NJ090237_0263_GRP;NJ090237_0264_GRP,NJ090237_0263_VIEW,NJ090237_0263_PSGRP;NJ090237_0264_PSGRP,NJ090237_0263_GOLD_CSGRP,06E:0_08E:0_09E:0_11E:0,0CE5
NJ090233_0263_GRP,NJ090233_0263_VIEW,NJ090233_0263_PSGRP;NJ090233_0264_PSGRP,NJ090233_0263_GOLD_CSGRP,06E:0_08E:0_09E:0_11E:0,0CE6

Don_Cragun · December 9, 2015, 5:37pm

Are all lines with the same values in the last field always adjacent in your input file (as they are in your example)?

Does the output order matter?

What operating system and shell are you using?

greycells · December 9, 2015, 5:44pm

They may or may not be adjacent .
The output order does not matter .
Linux ,bourne ,gawk ...

Thanks

Don_Cragun · December 9, 2015, 6:10pm

Try:

gawk '
{	A[i = $6]
	for(j = 1; j <= 5; j++)
		if(!((i, j, $j) in d)) {
			d[i, j, $j]
			outd[i, j] = outd[i, j] ? outd[i, j] ";" $j : $j
		}
}
END {	for(i in A)
		print outd[i,1], outd[i,2], outd[i,3], outd[i,4], outd[i,5], i
}' FS=, OFS=, input1

If someone else wants to try this on a Solaris system and gawk isn't loaded, change gawk to /usr/xpg4/bin/awk or nawk .

greycells · December 9, 2015, 8:08pm

Thanks Don ! .. worked as expected ...
I have another question for u .. , not related to above though

Basically wherever there is a ";" in front of or after a field , change it to "[Field]"

 
 Example 
  
 F1;F2;F3,F4,F5,F6;F7,F8,F9;F10;F11

etc

to

[F1][F2][F3],F4,F5,[F6][F7],F8,[F9][F10][F11]

Thanks

Don_Cragun · December 9, 2015, 8:20pm

Do you want to take the output produced by my earlier script and transform it into this new output format?
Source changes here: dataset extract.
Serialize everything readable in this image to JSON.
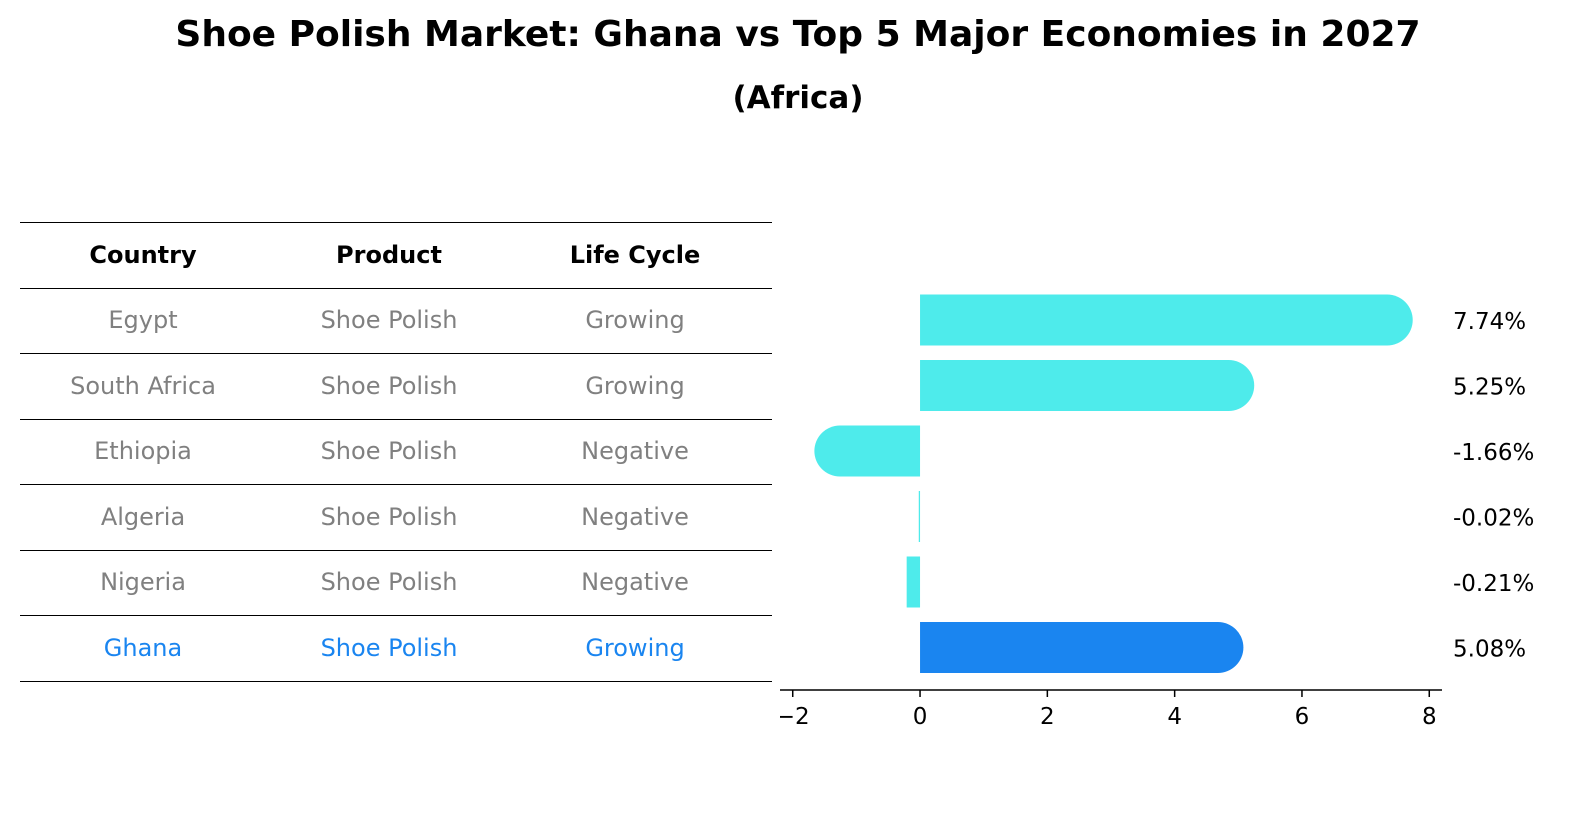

Or, do you want to change my earlier script to produce this new output format instead of the old output format?

greycells · December 9, 2015, 11:25pm

The first one if you please .... thx

Don_Cragun · December 9, 2015, 11:32pm

Try:

gawk '
{	for(i = 1; i <= NF; i++)
		if((n = split($i, f, ";")) > 1) {
			o = ""
			for(j = 1; j <= n; j++)
				o = o "[" f[j] "]"
			$i = o
		}
}
1' FS=, OFS=, out

where out is a file containing output in the format produced by the 1st script.